Several people, perfect strangers, rushed to his aid. Someone called an ambulance and a lady who told him she was a nurse draped her coat over his shoulders. She crouched down next to him and took his pulse and then gently patted his back, as if he were an infant. “Don’t move,” she said. “I won’t,” he said meekly, rather glad for once to be told what to do. She held his hand while they waited for the ambulance to arrive. Such a simple thing and yet he was overwhelmed with gratitude. “Thank you,” he murmured when he was finally loaded into the ambulance. “You’re welcome,” she said. He had never learned her name.

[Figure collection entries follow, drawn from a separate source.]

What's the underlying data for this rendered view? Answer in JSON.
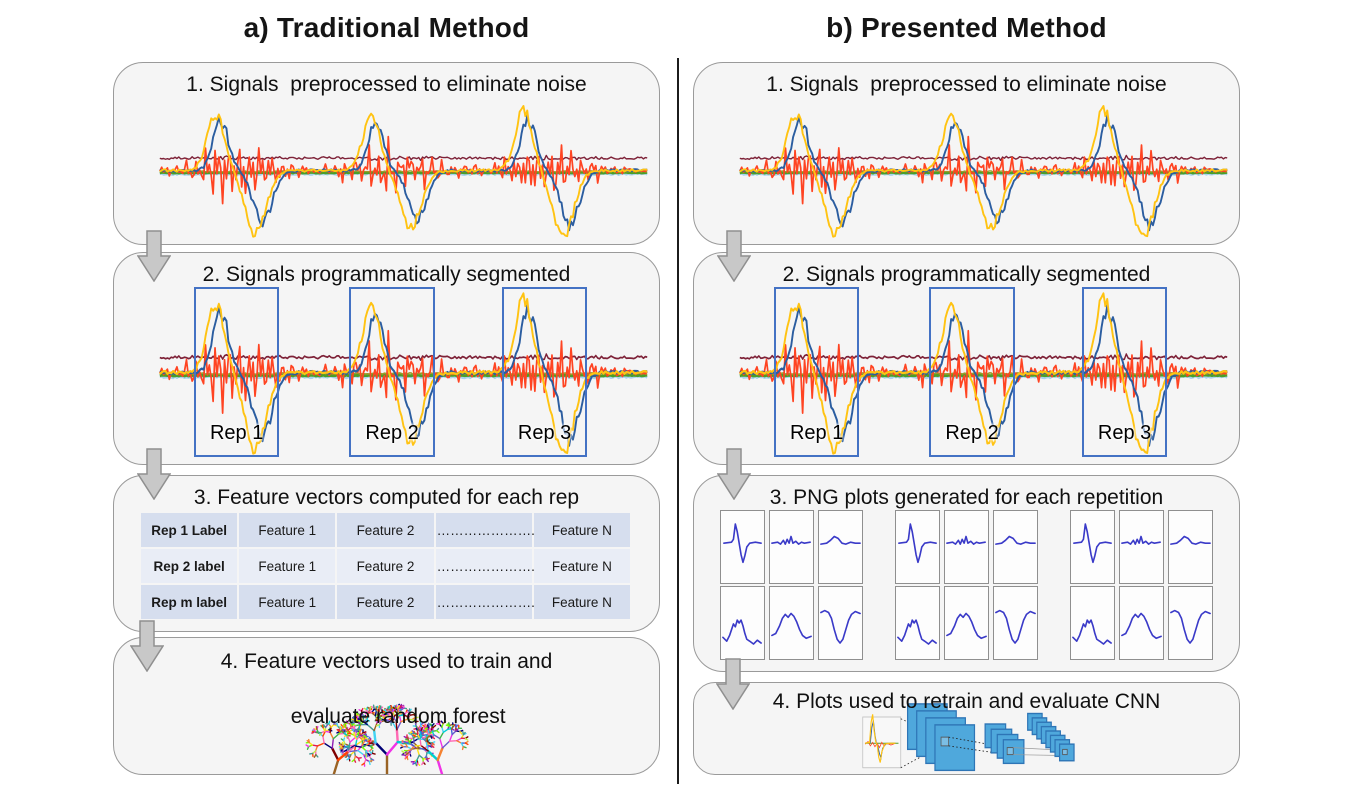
{
  "colors": {
    "accent_blue": "#4472C4",
    "signal_yellow": "#FFC312",
    "signal_blue": "#2B5DA0",
    "signal_red": "#FF4422",
    "signal_maroon": "#7E2238",
    "signal_lightblue": "#A8D3EE",
    "signal_olive": "#9B9B2A",
    "signal_green": "#4C9E28",
    "panel_line_blue": "#3A3AC8",
    "cnn_blue": "#4FA8DC",
    "cnn_border": "#2E75B6",
    "table_row_dark": "#D6DEEE",
    "table_row_light": "#E9EDF6"
  },
  "left": {
    "title": "a) Traditional Method",
    "steps": {
      "s1": "1. Signals  preprocessed to eliminate noise",
      "s2": "2. Signals programmatically segmented",
      "s3": "3. Feature vectors computed for each rep",
      "s4_line1": "4. Feature vectors used to train and",
      "s4_line2": "evaluate random forest"
    },
    "rep_labels": [
      "Rep 1",
      "Rep 2",
      "Rep 3"
    ],
    "table": {
      "rows": [
        [
          "Rep 1 Label",
          "Feature 1",
          "Feature 2",
          "………………….",
          "Feature N"
        ],
        [
          "Rep 2 label",
          "Feature 1",
          "Feature 2",
          "………………….",
          "Feature N"
        ],
        [
          "Rep m label",
          "Feature 1",
          "Feature 2",
          "………………….",
          "Feature N"
        ]
      ]
    }
  },
  "right": {
    "title": "b) Presented Method",
    "steps": {
      "s1": "1. Signals  preprocessed to eliminate noise",
      "s2": "2. Signals programmatically segmented",
      "s3": "3. PNG plots generated for each repetition",
      "s4": "4. Plots used to retrain and evaluate CNN"
    },
    "rep_labels": [
      "Rep 1",
      "Rep 2",
      "Rep 3"
    ]
  }
}
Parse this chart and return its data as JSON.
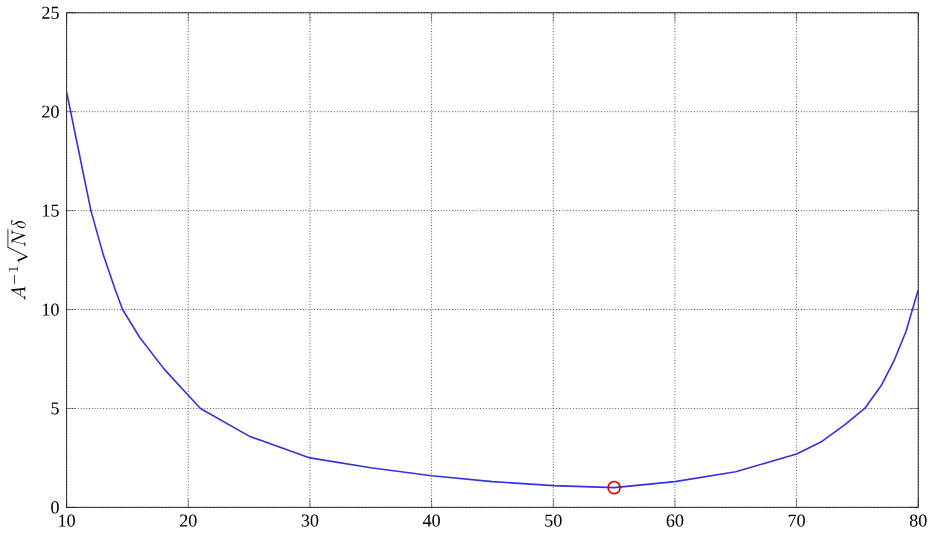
{
  "chart_data": {
    "type": "line",
    "ylabel": "A^{-1}\\sqrt{N}\\delta",
    "xlim": [
      10,
      80
    ],
    "ylim": [
      0,
      25
    ],
    "xticks": [
      10,
      20,
      30,
      40,
      50,
      60,
      70,
      80
    ],
    "yticks": [
      0,
      5,
      10,
      15,
      20,
      25
    ],
    "grid": true,
    "series": [
      {
        "color": "#3333dd",
        "marker": "none",
        "x": [
          10,
          11,
          12,
          13,
          14,
          14.6,
          16,
          18,
          21,
          25,
          30,
          35,
          40,
          45,
          50,
          55,
          60,
          65,
          70,
          72,
          74,
          75.6,
          77,
          78,
          79,
          80
        ],
        "values": [
          21,
          18,
          15,
          12.8,
          11,
          10,
          8.6,
          7,
          5,
          3.6,
          2.5,
          2,
          1.6,
          1.3,
          1.1,
          1,
          1.3,
          1.8,
          2.7,
          3.3,
          4.2,
          5,
          6.2,
          7.4,
          8.9,
          11
        ]
      },
      {
        "type": "scatter",
        "color": "#dd0000",
        "marker": "circle",
        "x": [
          55
        ],
        "values": [
          1
        ]
      }
    ]
  }
}
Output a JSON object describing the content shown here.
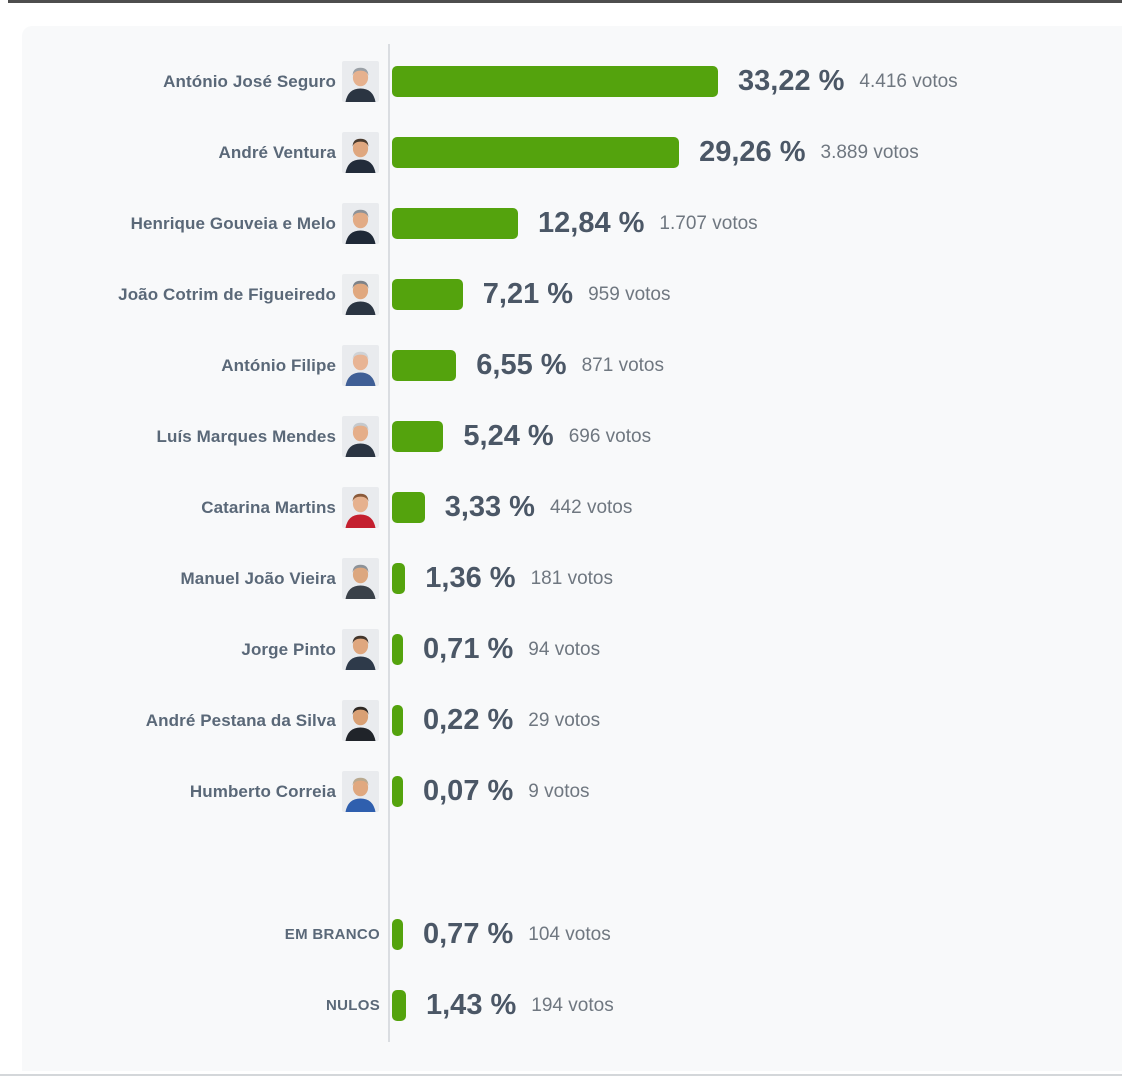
{
  "window": {
    "background": "#ffffff",
    "top_border_color": "#4e4e4e",
    "bottom_border_color": "#d4d7da",
    "panel_background": "#f8f9fa"
  },
  "chart_data": {
    "type": "bar",
    "orientation": "horizontal",
    "title": "",
    "bar_color": "#54a30d",
    "axis_line_color": "#dadde1",
    "value_suffix": "votos",
    "percent_axis_max": 33.22,
    "legend": "none",
    "grid": false,
    "candidates": [
      {
        "name": "António José Seguro",
        "percent": 33.22,
        "percent_label": "33,22 %",
        "votes": 4416,
        "votes_label": "4.416 votos",
        "avatar": {
          "bg": "#e9ebee",
          "skin": "#e6b18e",
          "hair": "#9aa0a6",
          "clothes": "#2b3542"
        }
      },
      {
        "name": "André Ventura",
        "percent": 29.26,
        "percent_label": "29,26 %",
        "votes": 3889,
        "votes_label": "3.889 votos",
        "avatar": {
          "bg": "#e9ebee",
          "skin": "#dfa77f",
          "hair": "#4a3b2e",
          "clothes": "#222c3a"
        }
      },
      {
        "name": "Henrique Gouveia e Melo",
        "percent": 12.84,
        "percent_label": "12,84 %",
        "votes": 1707,
        "votes_label": "1.707 votos",
        "avatar": {
          "bg": "#e9ebee",
          "skin": "#e2ab85",
          "hair": "#8d9298",
          "clothes": "#1f2937"
        }
      },
      {
        "name": "João Cotrim de Figueiredo",
        "percent": 7.21,
        "percent_label": "7,21 %",
        "votes": 959,
        "votes_label": "959 votos",
        "avatar": {
          "bg": "#eceef0",
          "skin": "#e0a87f",
          "hair": "#7d8288",
          "clothes": "#2b3542"
        }
      },
      {
        "name": "António Filipe",
        "percent": 6.55,
        "percent_label": "6,55 %",
        "votes": 871,
        "votes_label": "871 votos",
        "avatar": {
          "bg": "#e9ebee",
          "skin": "#e8b494",
          "hair": "#cfd2d6",
          "clothes": "#3f5f96"
        }
      },
      {
        "name": "Luís Marques Mendes",
        "percent": 5.24,
        "percent_label": "5,24 %",
        "votes": 696,
        "votes_label": "696 votos",
        "avatar": {
          "bg": "#e9ebee",
          "skin": "#e5ae89",
          "hair": "#c5c9cd",
          "clothes": "#2b3542"
        }
      },
      {
        "name": "Catarina Martins",
        "percent": 3.33,
        "percent_label": "3,33 %",
        "votes": 442,
        "votes_label": "442 votos",
        "avatar": {
          "bg": "#e9ebee",
          "skin": "#e6b18e",
          "hair": "#8a5a3a",
          "clothes": "#c4202f"
        }
      },
      {
        "name": "Manuel João Vieira",
        "percent": 1.36,
        "percent_label": "1,36 %",
        "votes": 181,
        "votes_label": "181 votos",
        "avatar": {
          "bg": "#e9ebee",
          "skin": "#dca77f",
          "hair": "#8d9298",
          "clothes": "#3a4149"
        }
      },
      {
        "name": "Jorge Pinto",
        "percent": 0.71,
        "percent_label": "0,71 %",
        "votes": 94,
        "votes_label": "94 votos",
        "avatar": {
          "bg": "#e9ebee",
          "skin": "#dfa77f",
          "hair": "#43362c",
          "clothes": "#2e3a4a"
        }
      },
      {
        "name": "André Pestana da Silva",
        "percent": 0.22,
        "percent_label": "0,22 %",
        "votes": 29,
        "votes_label": "29 votos",
        "avatar": {
          "bg": "#e9ebee",
          "skin": "#d9a074",
          "hair": "#2f2a26",
          "clothes": "#20242a"
        }
      },
      {
        "name": "Humberto Correia",
        "percent": 0.07,
        "percent_label": "0,07 %",
        "votes": 9,
        "votes_label": "9 votos",
        "avatar": {
          "bg": "#e9ebee",
          "skin": "#e0a87f",
          "hair": "#b9a98f",
          "clothes": "#2f5fae"
        }
      }
    ],
    "summary_rows": [
      {
        "name": "EM BRANCO",
        "percent": 0.77,
        "percent_label": "0,77 %",
        "votes": 104,
        "votes_label": "104 votos"
      },
      {
        "name": "NULOS",
        "percent": 1.43,
        "percent_label": "1,43 %",
        "votes": 194,
        "votes_label": "194 votos"
      }
    ]
  }
}
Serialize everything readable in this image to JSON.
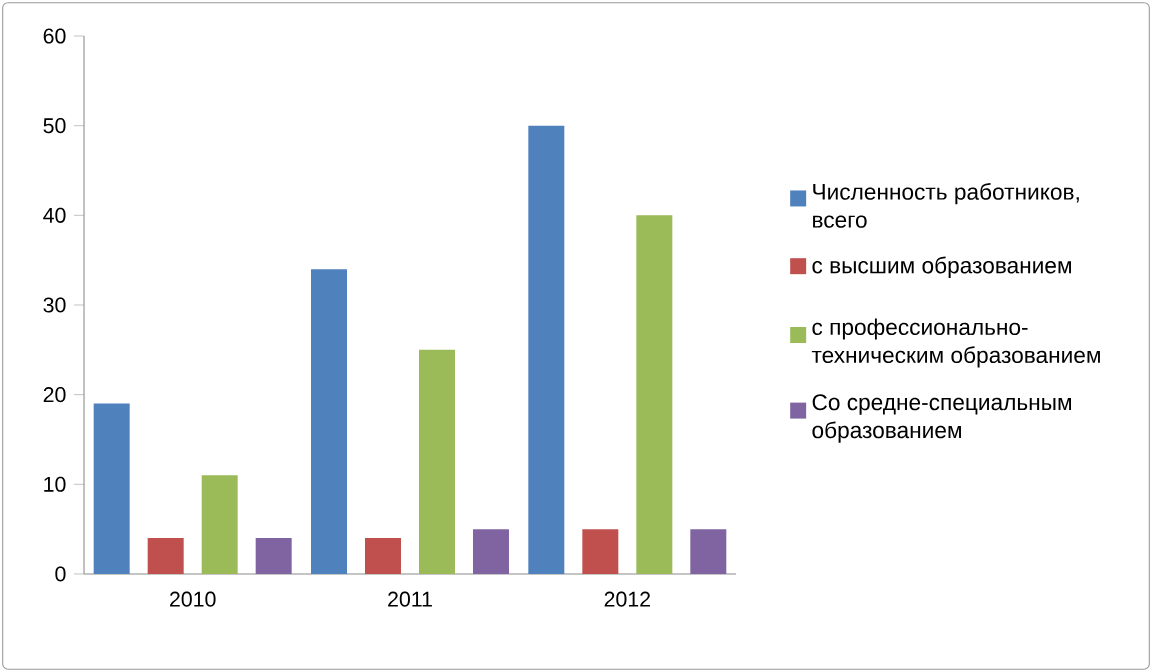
{
  "chart_data": {
    "type": "bar",
    "categories": [
      "2010",
      "2011",
      "2012"
    ],
    "series": [
      {
        "name": "Численность работников, всего",
        "color": "#4f81bd",
        "values": [
          19,
          34,
          50
        ]
      },
      {
        "name": "с высшим образованием",
        "color": "#c0504d",
        "values": [
          4,
          4,
          5
        ]
      },
      {
        "name": "с профессионально-техническим образованием",
        "color": "#9bbb59",
        "values": [
          11,
          25,
          40
        ]
      },
      {
        "name": "Со средне-специальным образованием",
        "color": "#8064a2",
        "values": [
          4,
          5,
          5
        ]
      }
    ],
    "ylim": [
      0,
      60
    ],
    "yticks": [
      0,
      10,
      20,
      30,
      40,
      50,
      60
    ],
    "legend": "right"
  }
}
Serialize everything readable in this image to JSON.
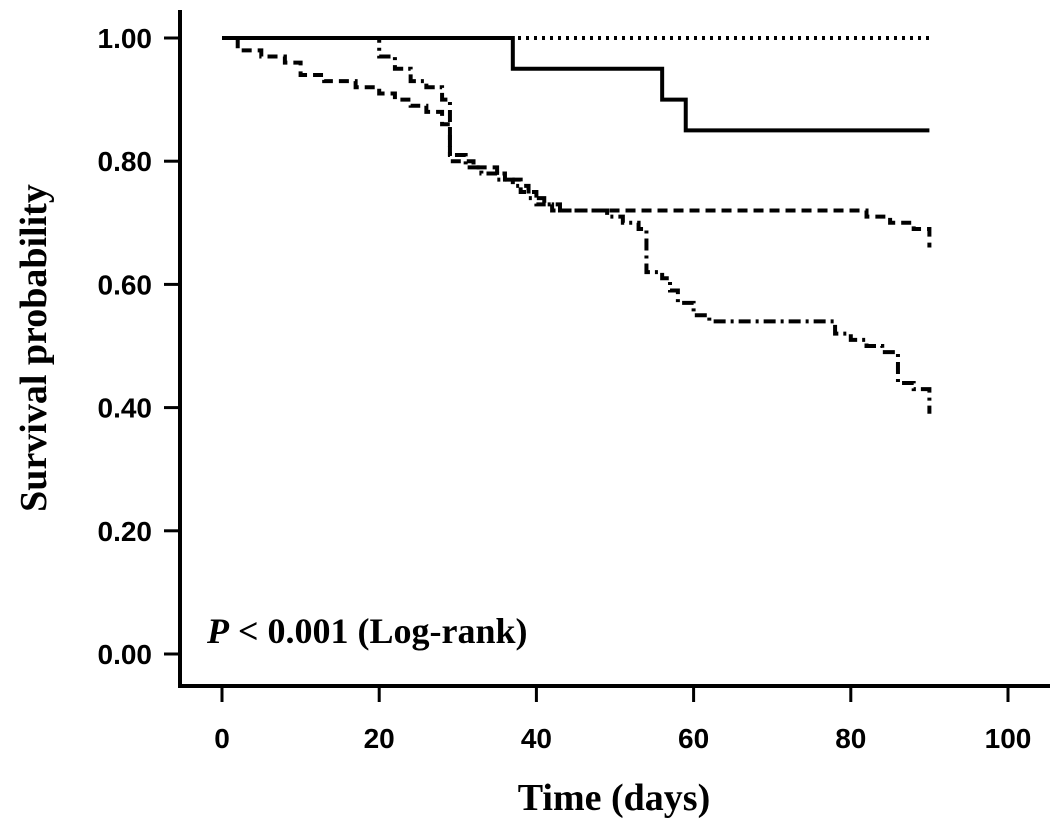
{
  "chart_data": {
    "type": "line",
    "subtype": "kaplan-meier step curves",
    "xlabel": "Time (days)",
    "ylabel": "Survival probability",
    "xlim": [
      0,
      100
    ],
    "ylim": [
      0,
      1
    ],
    "x_ticks": [
      "0",
      "20",
      "40",
      "60",
      "80",
      "100"
    ],
    "y_ticks": [
      "0.00",
      "0.20",
      "0.40",
      "0.60",
      "0.80",
      "1.00"
    ],
    "grid": false,
    "annotation": {
      "p_symbol": "P",
      "rest": " < 0.001 (Log-rank)"
    },
    "series": [
      {
        "style": "dotted",
        "points": [
          [
            0,
            1.0
          ],
          [
            90,
            1.0
          ]
        ]
      },
      {
        "style": "solid",
        "points": [
          [
            0,
            1.0
          ],
          [
            37,
            1.0
          ],
          [
            37,
            0.95
          ],
          [
            56,
            0.95
          ],
          [
            56,
            0.9
          ],
          [
            59,
            0.9
          ],
          [
            59,
            0.85
          ],
          [
            90,
            0.85
          ]
        ]
      },
      {
        "style": "dashed",
        "points": [
          [
            0,
            1.0
          ],
          [
            2,
            0.98
          ],
          [
            5,
            0.97
          ],
          [
            8,
            0.96
          ],
          [
            10,
            0.94
          ],
          [
            13,
            0.93
          ],
          [
            17,
            0.92
          ],
          [
            20,
            0.91
          ],
          [
            22,
            0.9
          ],
          [
            24,
            0.89
          ],
          [
            26,
            0.88
          ],
          [
            28,
            0.86
          ],
          [
            29,
            0.8
          ],
          [
            32,
            0.79
          ],
          [
            35,
            0.78
          ],
          [
            36,
            0.77
          ],
          [
            38,
            0.75
          ],
          [
            40,
            0.73
          ],
          [
            42,
            0.72
          ],
          [
            50,
            0.72
          ],
          [
            60,
            0.72
          ],
          [
            70,
            0.72
          ],
          [
            80,
            0.72
          ],
          [
            82,
            0.71
          ],
          [
            85,
            0.7
          ],
          [
            88,
            0.69
          ],
          [
            90,
            0.66
          ]
        ]
      },
      {
        "style": "dash-dot",
        "points": [
          [
            0,
            1.0
          ],
          [
            18,
            1.0
          ],
          [
            20,
            0.97
          ],
          [
            22,
            0.95
          ],
          [
            24,
            0.93
          ],
          [
            26,
            0.92
          ],
          [
            28,
            0.9
          ],
          [
            29,
            0.81
          ],
          [
            31,
            0.79
          ],
          [
            33,
            0.78
          ],
          [
            35,
            0.77
          ],
          [
            37,
            0.76
          ],
          [
            39,
            0.74
          ],
          [
            41,
            0.73
          ],
          [
            43,
            0.72
          ],
          [
            47,
            0.72
          ],
          [
            49,
            0.71
          ],
          [
            51,
            0.7
          ],
          [
            53,
            0.69
          ],
          [
            54,
            0.62
          ],
          [
            56,
            0.61
          ],
          [
            57,
            0.59
          ],
          [
            58,
            0.57
          ],
          [
            60,
            0.55
          ],
          [
            62,
            0.54
          ],
          [
            70,
            0.54
          ],
          [
            77,
            0.54
          ],
          [
            78,
            0.52
          ],
          [
            80,
            0.51
          ],
          [
            82,
            0.5
          ],
          [
            84,
            0.49
          ],
          [
            86,
            0.44
          ],
          [
            88,
            0.43
          ],
          [
            90,
            0.39
          ]
        ]
      }
    ]
  }
}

He would have liked to have sent her a card or some flowers perhaps.

 

He had broken his hip and needed an operation. The hospital insisted on notifying his “next of kin,” even though Teddy asked them not to. He wanted to crawl away and heal his wounds in peace, like a fox or a dog, but as he came round from the anaesthetic he could hear Viola muttering, “It’s the beginning of the end.”

 

 

You’re nearly eighty,” she said, using her “reasonable” voice. “You can’t go gallivanting around like you used to.”